English Deutsch Français Italiano Español Português 繁體中文 Bahasa Indonesia Tiếng Việt ภาษาไทย
All categories

It is well known that carbon dioxide is denser than air.
What are some other very dense heavy gases? What is the densest known gas?

2007-06-28 09:56:15 · 7 answers · asked by Jeffrey K 7 in Science & Mathematics Chemistry

7 answers

ur gas

2007-06-28 09:59:45 · answer #1 · answered by Anonymous · 0 4

The element Radon is the heaviest known gas with an atomic number of 86 and an atomic mass of 222. However, Radon is a by-product of the element radium when this very heavy metal decay. Radium is also a by-product of the element Uranium when this metal starts to decay. Radon; which is also radioactive, will eventually delay into lead, a non-radioactive metal. This decay, atomic break down, is the source of gamma radiation.

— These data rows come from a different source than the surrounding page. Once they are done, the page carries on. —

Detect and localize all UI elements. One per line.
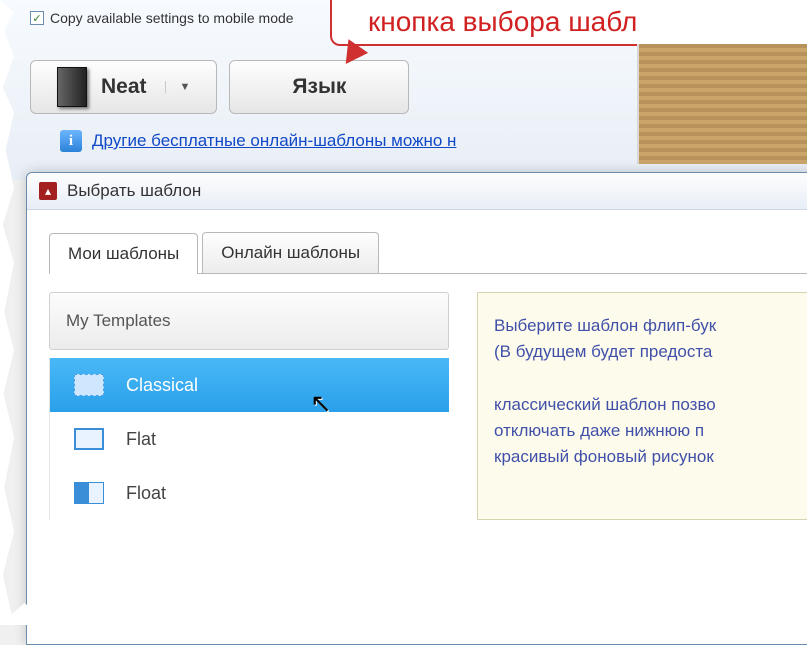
template-item-flat[interactable]: Flat [50,412,449,466]
tab-my-templates[interactable]: Мои шаблоны [49,233,198,274]
tab-online-templates[interactable]: Онлайн шаблоны [202,232,379,273]
callout-bubble: кнопка выбора шабл [330,0,807,46]
desc-text: Выберите шаблон флип-бук [494,316,716,335]
language-label: Язык [292,75,346,99]
template-select-button[interactable]: Neat ▼ [30,60,217,114]
desc-text: красивый фоновый рисунок [494,447,714,466]
desc-text: отключать даже нижнюю п [494,421,704,440]
app-icon: ▴ [39,182,57,200]
template-name: Float [126,483,166,504]
template-icon [74,482,104,504]
dialog-titlebar: ▴ Выбрать шаблон [27,173,807,210]
template-name: Classical [126,375,198,396]
more-templates-link[interactable]: Другие бесплатные онлайн-шаблоны можно н [92,131,456,151]
tab-label: Онлайн шаблоны [221,243,360,262]
book-icon [57,67,87,107]
preview-wood-panel [637,44,807,164]
info-icon: i [60,130,82,152]
callout-text: кнопка выбора шабл [368,6,637,38]
language-button[interactable]: Язык [229,60,409,114]
template-name: Flat [126,429,156,450]
template-item-float[interactable]: Float [50,466,449,520]
template-icon [74,374,104,396]
copy-settings-checkbox[interactable]: ✓ [30,11,44,25]
template-group-label: My Templates [66,311,171,330]
copy-settings-label: Copy available settings to mobile mode [50,10,294,26]
tab-label: Мои шаблоны [68,244,179,263]
template-list: Classical ↖ Flat Float [49,358,449,520]
template-item-classical[interactable]: Classical ↖ [50,358,449,412]
chevron-down-icon[interactable]: ▼ [165,81,191,93]
template-description-panel: Выберите шаблон флип-бук (В будущем буде… [477,292,807,520]
template-select-label: Neat [101,75,147,99]
desc-text: (В будущем будет предоста [494,342,712,361]
dialog-title: Выбрать шаблон [67,181,201,201]
template-group-header[interactable]: My Templates [49,292,449,350]
desc-text: классический шаблон позво [494,395,716,414]
choose-template-dialog: ▴ Выбрать шаблон Мои шаблоны Онлайн шабл… [26,172,807,645]
template-icon [74,428,104,450]
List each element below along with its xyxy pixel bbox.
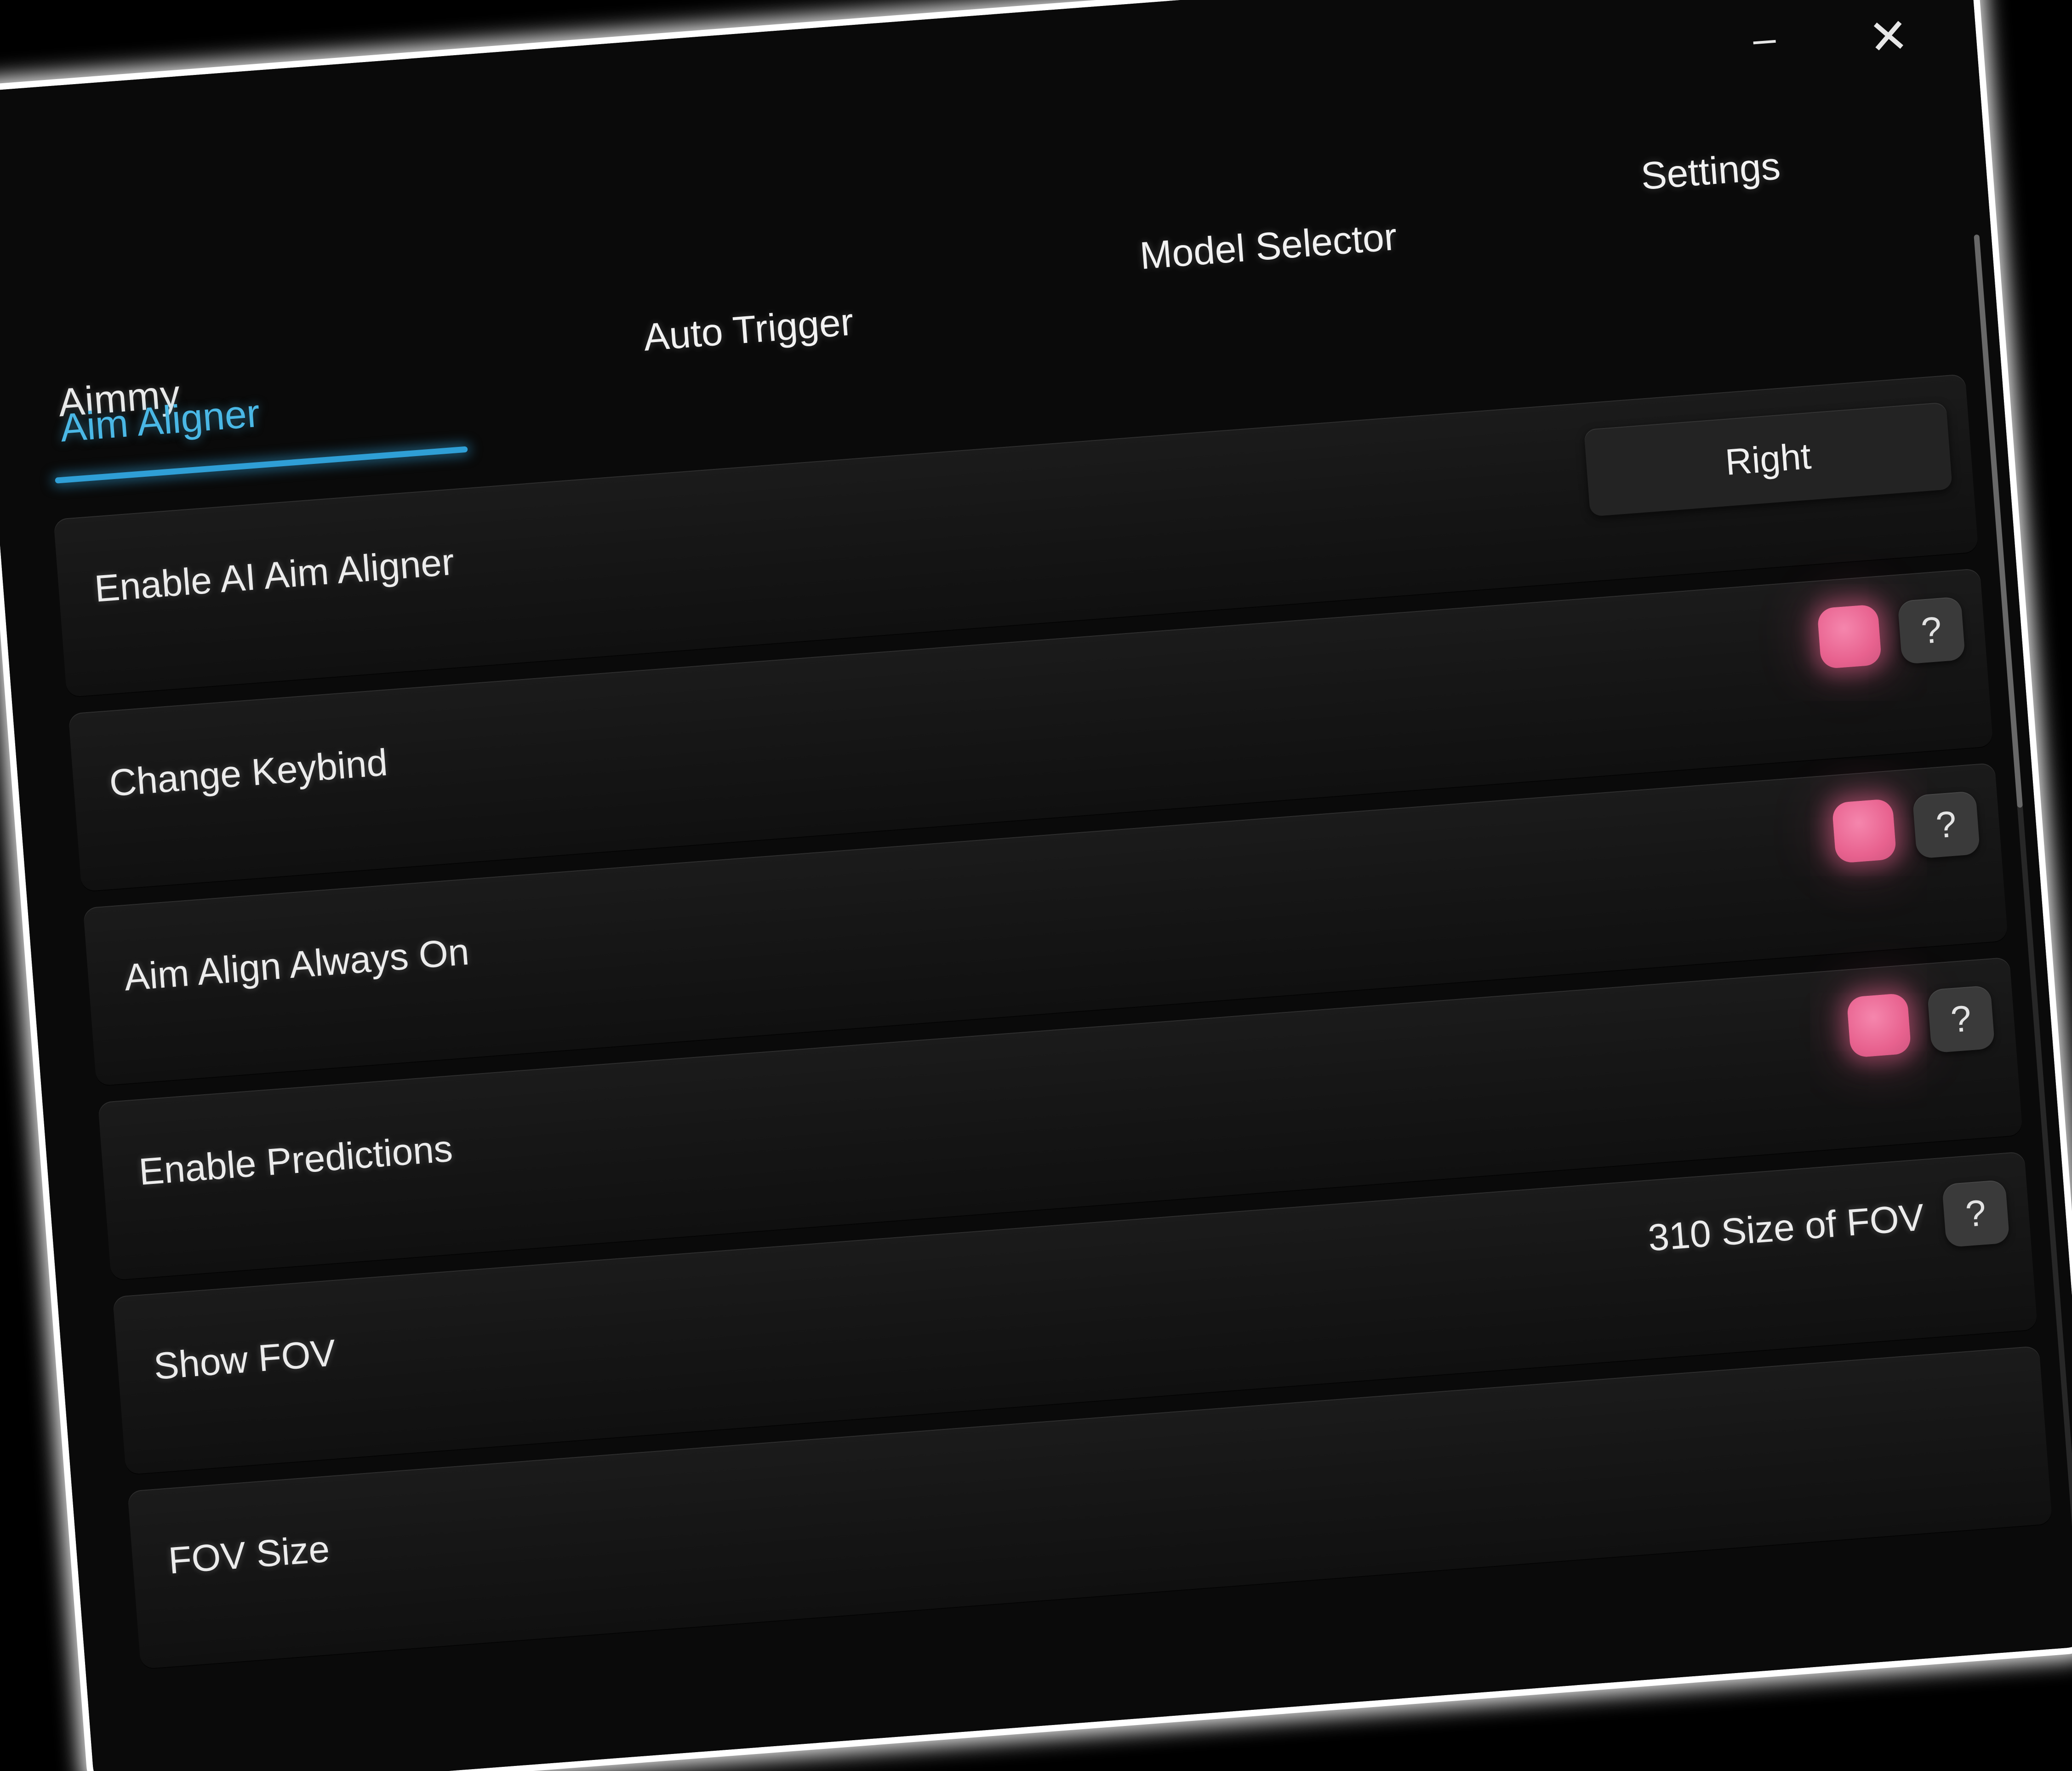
toggle-switch[interactable] xyxy=(1846,993,1912,1058)
setting-label: FOV Size xyxy=(167,1528,331,1582)
settings-list: Enable AI Aim Aligner Right Change Keybi… xyxy=(53,373,2054,1685)
screen-background: Aimmy – ✕ Aim Aligner Auto Trigger Model… xyxy=(0,0,2072,1771)
row-controls: 310 Size of FOV ? xyxy=(1646,1179,2010,1270)
fov-size-value: 310 Size of FOV xyxy=(1646,1196,1926,1259)
window-inner-surface: Aimmy – ✕ Aim Aligner Auto Trigger Model… xyxy=(0,0,2072,1771)
tab-auto-trigger[interactable]: Auto Trigger xyxy=(642,299,855,360)
help-icon[interactable]: ? xyxy=(1897,596,1966,665)
help-icon[interactable]: ? xyxy=(1912,790,1981,859)
setting-label: Enable Predictions xyxy=(137,1127,454,1194)
keybind-select[interactable]: Right xyxy=(1583,402,1953,517)
window-controls: – ✕ xyxy=(1735,0,1919,84)
setting-label: Change Keybind xyxy=(108,741,389,805)
row-controls: Right xyxy=(1583,402,1953,517)
toggle-switch[interactable] xyxy=(1816,604,1882,669)
setting-label: Show FOV xyxy=(152,1332,337,1388)
setting-label: Enable AI Aim Aligner xyxy=(93,541,456,610)
row-controls: ? xyxy=(1816,596,1966,670)
help-icon[interactable]: ? xyxy=(1927,985,1995,1053)
aimmy-window: Aimmy – ✕ Aim Aligner Auto Trigger Model… xyxy=(0,0,2072,1771)
row-controls: ? xyxy=(1846,985,1995,1059)
help-icon[interactable]: ? xyxy=(1941,1179,2010,1248)
minimize-button[interactable]: – xyxy=(1735,9,1795,84)
tab-aim-aligner[interactable]: Aim Aligner xyxy=(58,391,262,451)
row-controls: ? xyxy=(1832,790,1981,865)
toggle-switch[interactable] xyxy=(1832,798,1897,864)
setting-label: Aim Align Always On xyxy=(122,931,471,999)
close-icon[interactable]: ✕ xyxy=(1859,7,1918,67)
active-tab-indicator xyxy=(55,446,468,484)
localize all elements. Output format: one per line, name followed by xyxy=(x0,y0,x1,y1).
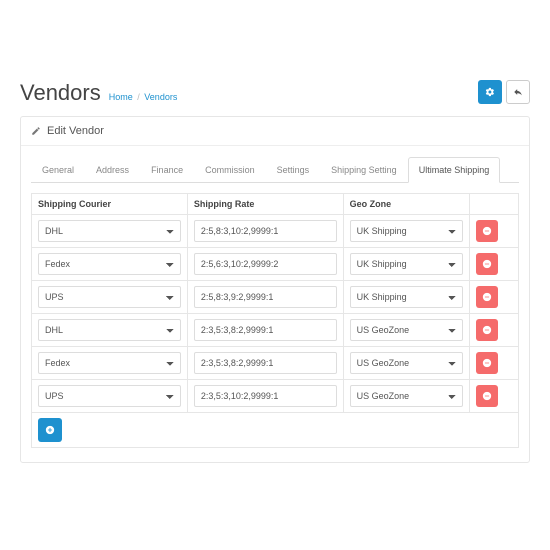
edit-vendor-panel: Edit Vendor General Address Finance Comm… xyxy=(20,116,530,463)
minus-circle-icon xyxy=(482,226,492,236)
courier-select[interactable]: UPS xyxy=(38,385,181,407)
table-row: UPS UK Shipping xyxy=(32,281,519,314)
remove-row-button[interactable] xyxy=(476,385,498,407)
settings-button[interactable] xyxy=(478,80,502,104)
remove-row-button[interactable] xyxy=(476,352,498,374)
breadcrumb-separator: / xyxy=(137,92,140,102)
add-row-button[interactable] xyxy=(38,418,62,442)
minus-circle-icon xyxy=(482,358,492,368)
breadcrumb: Home / Vendors xyxy=(109,92,178,102)
rate-input[interactable] xyxy=(194,385,337,407)
rate-input[interactable] xyxy=(194,286,337,308)
tab-finance[interactable]: Finance xyxy=(140,157,194,183)
table-row: DHL UK Shipping xyxy=(32,215,519,248)
zone-select[interactable]: UK Shipping xyxy=(350,253,464,275)
courier-select[interactable]: DHL xyxy=(38,319,181,341)
th-rate: Shipping Rate xyxy=(187,194,343,215)
minus-circle-icon xyxy=(482,292,492,302)
minus-circle-icon xyxy=(482,259,492,269)
zone-select[interactable]: US GeoZone xyxy=(350,319,464,341)
minus-circle-icon xyxy=(482,391,492,401)
breadcrumb-home[interactable]: Home xyxy=(109,92,133,102)
pencil-icon xyxy=(31,126,41,136)
th-courier: Shipping Courier xyxy=(32,194,188,215)
rate-input[interactable] xyxy=(194,220,337,242)
th-action xyxy=(470,194,519,215)
courier-select[interactable]: Fedex xyxy=(38,253,181,275)
table-row: Fedex US GeoZone xyxy=(32,347,519,380)
remove-row-button[interactable] xyxy=(476,286,498,308)
tab-address[interactable]: Address xyxy=(85,157,140,183)
courier-select[interactable]: Fedex xyxy=(38,352,181,374)
table-row: Fedex UK Shipping xyxy=(32,248,519,281)
tab-general[interactable]: General xyxy=(31,157,85,183)
remove-row-button[interactable] xyxy=(476,220,498,242)
panel-title: Edit Vendor xyxy=(47,125,104,137)
page-title: Vendors xyxy=(20,80,101,106)
table-row: UPS US GeoZone xyxy=(32,380,519,413)
plus-circle-icon xyxy=(45,425,55,435)
tab-settings[interactable]: Settings xyxy=(266,157,321,183)
rate-input[interactable] xyxy=(194,352,337,374)
remove-row-button[interactable] xyxy=(476,319,498,341)
remove-row-button[interactable] xyxy=(476,253,498,275)
th-zone: Geo Zone xyxy=(343,194,470,215)
courier-select[interactable]: UPS xyxy=(38,286,181,308)
courier-select[interactable]: DHL xyxy=(38,220,181,242)
tab-ultimate-shipping[interactable]: Ultimate Shipping xyxy=(408,157,501,183)
zone-select[interactable]: UK Shipping xyxy=(350,286,464,308)
rate-input[interactable] xyxy=(194,253,337,275)
shipping-table: Shipping Courier Shipping Rate Geo Zone … xyxy=(31,193,519,448)
tabs: General Address Finance Commission Setti… xyxy=(31,156,519,183)
breadcrumb-current[interactable]: Vendors xyxy=(144,92,177,102)
zone-select[interactable]: US GeoZone xyxy=(350,385,464,407)
table-row: DHL US GeoZone xyxy=(32,314,519,347)
minus-circle-icon xyxy=(482,325,492,335)
tab-shipping-setting[interactable]: Shipping Setting xyxy=(320,157,408,183)
back-button[interactable] xyxy=(506,80,530,104)
tab-commission[interactable]: Commission xyxy=(194,157,266,183)
reply-icon xyxy=(513,87,523,97)
zone-select[interactable]: UK Shipping xyxy=(350,220,464,242)
gear-icon xyxy=(485,87,495,97)
rate-input[interactable] xyxy=(194,319,337,341)
zone-select[interactable]: US GeoZone xyxy=(350,352,464,374)
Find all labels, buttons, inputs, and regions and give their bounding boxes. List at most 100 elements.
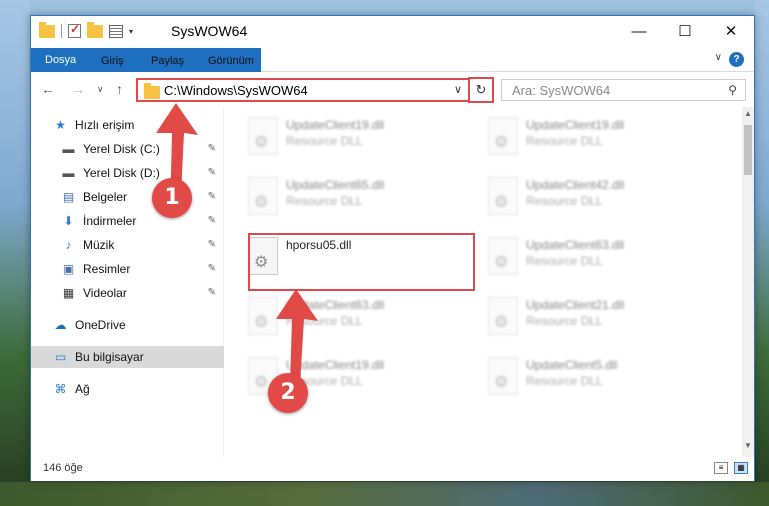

2007-06-28 10:18:21 · answer #2 · answered by Whatever 7 · 0 1

A very dense gas is SF6 (6.16 g/L). On television they had a container of SF6 and were actually able to float an aluminum foil boat on the surface of the SF6. Since SF6 is colorless it looked like it was floating in mid air. Another gas that is dense is argon (1.78 g/L). It is sometimes used in chemistry to exclude air and moisture from reactions. Radon is the densest gas at 9.73 g/L

2007-06-28 10:03:06 · answer #3 · answered by Anonymous · 0 1

ReF6 boils at 34 C. It has molecular weight 300.197 that beats the pants off radon at MW = 222.

SF6 is the heaviest common gas at MW = 146.06.
Perfluoropentane boils at 28 C with MW = 288.036.

2007-06-28 10:35:03 · answer #4 · answered by Uncle Al 5 · 0 0

For perfect gases, you may purely use the perfect gas regulation. For drinks, that is tougher. the brief answer is: there's no equation. The lengthy answer is which you would be able to arise with parametric equations and greater healthful them to empirical documents. in spite of the undeniable fact that, there'll continuously be exceptions. an extremely demanding case is water: in case you cool it down, it increases in density until you hit 4C, then that is going to *decrease* in density until you hit 0C, then that is going to grow to be ice. For solids, that is especially plenty hopeless until you circulate into engineering, then thermal enlargement would be defined with tensor arithmetic. ;)

2017-01-23 06:36:04 · answer #5 · answered by ? 3 · 0 0

Radon

2007-06-28 10:01:50 · answer #6 · answered by Beth H 5 · 0 1

i would go with radon: density = 9.73 g/L at 0°C
SF6 density = 6.16 g/L at 0°C

Any compound having higher molecular weight than radon and gaseous state at room temp and pressure will have higher density, but i doubt that there is one.